Com o desempenho absolutamente melancólico, despropositado e tendencioso, à vista do exposto, fica patente a imposição da incompetência, da desumanidade, da insensibilidade e da irresponsabilidade na condução das políticas de enfrentamento da crise causada pela pandemia do novo coronavírus, ante o terrível cenário da maior tragédia sanitária da história brasileira, quando o tudo que foi feito em nada significa para o que seria necessário para se evitar tantas mortes, o que apenas estaria na conformidade da incumbência constitucional do governo, cujo titular foi eleito precisamente para cuidar diligentemente dos interesses dos brasileiros.
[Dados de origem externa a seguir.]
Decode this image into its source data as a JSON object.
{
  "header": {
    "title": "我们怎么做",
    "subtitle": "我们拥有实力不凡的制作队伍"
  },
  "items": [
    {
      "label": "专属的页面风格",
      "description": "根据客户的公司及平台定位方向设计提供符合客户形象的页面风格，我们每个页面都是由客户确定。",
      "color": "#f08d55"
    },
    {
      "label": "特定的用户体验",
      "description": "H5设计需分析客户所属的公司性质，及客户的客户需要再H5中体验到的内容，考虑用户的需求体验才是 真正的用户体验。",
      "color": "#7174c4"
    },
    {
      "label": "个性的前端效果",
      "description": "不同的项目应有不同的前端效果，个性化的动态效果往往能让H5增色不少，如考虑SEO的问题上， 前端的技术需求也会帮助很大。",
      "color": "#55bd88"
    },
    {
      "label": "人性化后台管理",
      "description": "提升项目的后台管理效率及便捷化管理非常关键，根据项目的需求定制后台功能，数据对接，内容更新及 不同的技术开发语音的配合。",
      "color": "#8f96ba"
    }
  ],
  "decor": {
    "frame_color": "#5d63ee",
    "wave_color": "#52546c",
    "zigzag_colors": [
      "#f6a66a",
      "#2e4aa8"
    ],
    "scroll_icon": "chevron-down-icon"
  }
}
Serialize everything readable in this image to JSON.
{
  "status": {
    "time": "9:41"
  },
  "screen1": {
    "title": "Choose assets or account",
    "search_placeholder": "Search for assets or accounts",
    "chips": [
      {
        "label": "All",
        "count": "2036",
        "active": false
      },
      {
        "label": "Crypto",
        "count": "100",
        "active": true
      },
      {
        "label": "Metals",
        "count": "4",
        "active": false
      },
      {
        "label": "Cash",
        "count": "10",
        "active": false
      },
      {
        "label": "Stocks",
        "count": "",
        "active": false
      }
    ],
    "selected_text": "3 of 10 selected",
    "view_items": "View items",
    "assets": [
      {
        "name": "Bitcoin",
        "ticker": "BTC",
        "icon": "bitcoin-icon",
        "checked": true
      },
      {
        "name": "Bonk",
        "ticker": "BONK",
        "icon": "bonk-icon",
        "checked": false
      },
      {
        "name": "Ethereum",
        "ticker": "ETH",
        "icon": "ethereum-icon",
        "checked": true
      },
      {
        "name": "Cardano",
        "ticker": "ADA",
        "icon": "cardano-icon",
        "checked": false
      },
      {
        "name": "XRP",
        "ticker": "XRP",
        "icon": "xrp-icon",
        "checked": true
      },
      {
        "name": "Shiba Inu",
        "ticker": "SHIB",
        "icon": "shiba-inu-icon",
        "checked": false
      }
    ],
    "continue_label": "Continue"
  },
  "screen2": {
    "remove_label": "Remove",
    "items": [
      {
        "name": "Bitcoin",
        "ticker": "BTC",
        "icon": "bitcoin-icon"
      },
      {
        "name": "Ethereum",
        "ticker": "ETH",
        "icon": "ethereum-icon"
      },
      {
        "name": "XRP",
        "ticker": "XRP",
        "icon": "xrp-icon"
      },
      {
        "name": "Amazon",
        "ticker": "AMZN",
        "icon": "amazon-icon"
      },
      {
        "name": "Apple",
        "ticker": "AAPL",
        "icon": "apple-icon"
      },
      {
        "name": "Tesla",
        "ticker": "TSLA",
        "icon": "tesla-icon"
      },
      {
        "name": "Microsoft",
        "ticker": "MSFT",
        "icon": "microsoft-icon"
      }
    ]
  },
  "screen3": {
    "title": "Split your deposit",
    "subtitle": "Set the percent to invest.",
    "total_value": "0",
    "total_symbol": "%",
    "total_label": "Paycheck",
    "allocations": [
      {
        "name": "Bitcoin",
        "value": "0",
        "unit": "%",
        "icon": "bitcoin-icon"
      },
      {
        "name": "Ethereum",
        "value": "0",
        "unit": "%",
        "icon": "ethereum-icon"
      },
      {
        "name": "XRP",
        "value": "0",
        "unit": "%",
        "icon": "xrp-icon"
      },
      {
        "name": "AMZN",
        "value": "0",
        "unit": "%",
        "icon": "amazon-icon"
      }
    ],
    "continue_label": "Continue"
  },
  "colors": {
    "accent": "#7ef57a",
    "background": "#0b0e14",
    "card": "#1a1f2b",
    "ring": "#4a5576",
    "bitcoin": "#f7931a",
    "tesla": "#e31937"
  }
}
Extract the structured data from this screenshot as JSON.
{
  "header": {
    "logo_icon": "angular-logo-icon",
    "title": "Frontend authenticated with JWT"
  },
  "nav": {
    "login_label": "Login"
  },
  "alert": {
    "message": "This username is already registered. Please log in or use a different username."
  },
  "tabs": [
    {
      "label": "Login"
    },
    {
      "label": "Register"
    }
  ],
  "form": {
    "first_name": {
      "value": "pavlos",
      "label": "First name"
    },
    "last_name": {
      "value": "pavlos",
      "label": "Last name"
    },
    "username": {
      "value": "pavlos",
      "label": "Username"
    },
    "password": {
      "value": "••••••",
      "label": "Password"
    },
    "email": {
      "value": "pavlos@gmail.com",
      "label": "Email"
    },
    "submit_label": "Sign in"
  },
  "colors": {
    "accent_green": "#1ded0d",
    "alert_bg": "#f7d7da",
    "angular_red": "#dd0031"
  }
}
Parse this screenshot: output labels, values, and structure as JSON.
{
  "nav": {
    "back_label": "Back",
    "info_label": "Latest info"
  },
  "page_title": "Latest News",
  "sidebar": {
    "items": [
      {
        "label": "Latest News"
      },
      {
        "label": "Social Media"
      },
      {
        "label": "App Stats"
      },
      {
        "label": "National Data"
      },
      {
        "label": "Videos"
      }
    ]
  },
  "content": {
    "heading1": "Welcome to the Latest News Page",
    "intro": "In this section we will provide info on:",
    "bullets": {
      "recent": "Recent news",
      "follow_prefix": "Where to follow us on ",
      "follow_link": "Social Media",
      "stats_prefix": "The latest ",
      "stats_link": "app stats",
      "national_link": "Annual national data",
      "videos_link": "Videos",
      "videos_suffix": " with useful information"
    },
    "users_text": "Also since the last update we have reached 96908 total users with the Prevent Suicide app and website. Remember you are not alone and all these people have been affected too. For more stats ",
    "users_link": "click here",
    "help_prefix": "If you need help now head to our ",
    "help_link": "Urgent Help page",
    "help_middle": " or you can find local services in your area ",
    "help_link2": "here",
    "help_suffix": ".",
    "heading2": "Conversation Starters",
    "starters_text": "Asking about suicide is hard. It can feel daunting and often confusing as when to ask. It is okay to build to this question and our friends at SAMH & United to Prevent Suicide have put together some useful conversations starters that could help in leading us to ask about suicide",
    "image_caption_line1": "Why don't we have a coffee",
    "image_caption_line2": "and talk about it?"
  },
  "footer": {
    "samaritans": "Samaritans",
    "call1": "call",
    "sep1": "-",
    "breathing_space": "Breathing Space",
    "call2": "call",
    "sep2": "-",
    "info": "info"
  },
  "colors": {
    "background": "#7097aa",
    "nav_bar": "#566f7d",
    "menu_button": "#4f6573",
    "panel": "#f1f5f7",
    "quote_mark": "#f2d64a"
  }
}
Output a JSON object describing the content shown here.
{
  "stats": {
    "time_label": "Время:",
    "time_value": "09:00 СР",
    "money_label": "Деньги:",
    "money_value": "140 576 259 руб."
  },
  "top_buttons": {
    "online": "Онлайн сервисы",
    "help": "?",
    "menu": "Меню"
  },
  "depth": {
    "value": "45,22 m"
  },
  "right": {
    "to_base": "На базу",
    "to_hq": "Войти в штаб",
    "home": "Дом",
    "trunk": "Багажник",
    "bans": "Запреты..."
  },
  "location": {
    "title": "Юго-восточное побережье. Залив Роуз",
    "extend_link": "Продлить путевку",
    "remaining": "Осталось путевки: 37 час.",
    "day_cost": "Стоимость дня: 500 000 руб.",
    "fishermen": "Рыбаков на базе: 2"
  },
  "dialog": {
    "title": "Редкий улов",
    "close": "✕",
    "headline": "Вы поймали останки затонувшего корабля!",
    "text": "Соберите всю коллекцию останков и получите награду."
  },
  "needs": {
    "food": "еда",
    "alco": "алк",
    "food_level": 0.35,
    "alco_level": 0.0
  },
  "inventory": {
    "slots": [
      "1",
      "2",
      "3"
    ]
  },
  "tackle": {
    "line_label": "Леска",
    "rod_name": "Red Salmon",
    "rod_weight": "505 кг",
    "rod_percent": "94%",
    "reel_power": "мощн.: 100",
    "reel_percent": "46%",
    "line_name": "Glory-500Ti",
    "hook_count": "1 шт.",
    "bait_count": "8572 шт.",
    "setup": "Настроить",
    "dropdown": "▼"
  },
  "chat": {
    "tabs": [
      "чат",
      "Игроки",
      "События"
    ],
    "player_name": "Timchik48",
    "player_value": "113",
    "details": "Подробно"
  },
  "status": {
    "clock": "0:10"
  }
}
Enfim, é preciso se reconhecer que o principal crime do general não foi a tentativa da blindagem da sua gestão, por meio de vergonhosas e inaceitáveis mentiras perante a CPI, mas sim de ter aceitado ficar à frente de órgão da maior importância para a preservação da saúde e da vida dos brasileiros, em se tratando de estado de guerra causado pela pandemia do coronavírus, quando ele não tinha condições e conhecimentos técnico-especializados sobre os assuntos médico-sanitários que, em princípio, deveriam ser dirigidos, orientados e coordenados exclusivamente por ele, para a salvação de vidas humanas, fato este que suscita a incidência dos crimes de lesa-saúde, lesa-humanidade e lesa-pátria, ante a evidência da falta de integrais cuidados para com a vida de pessoas.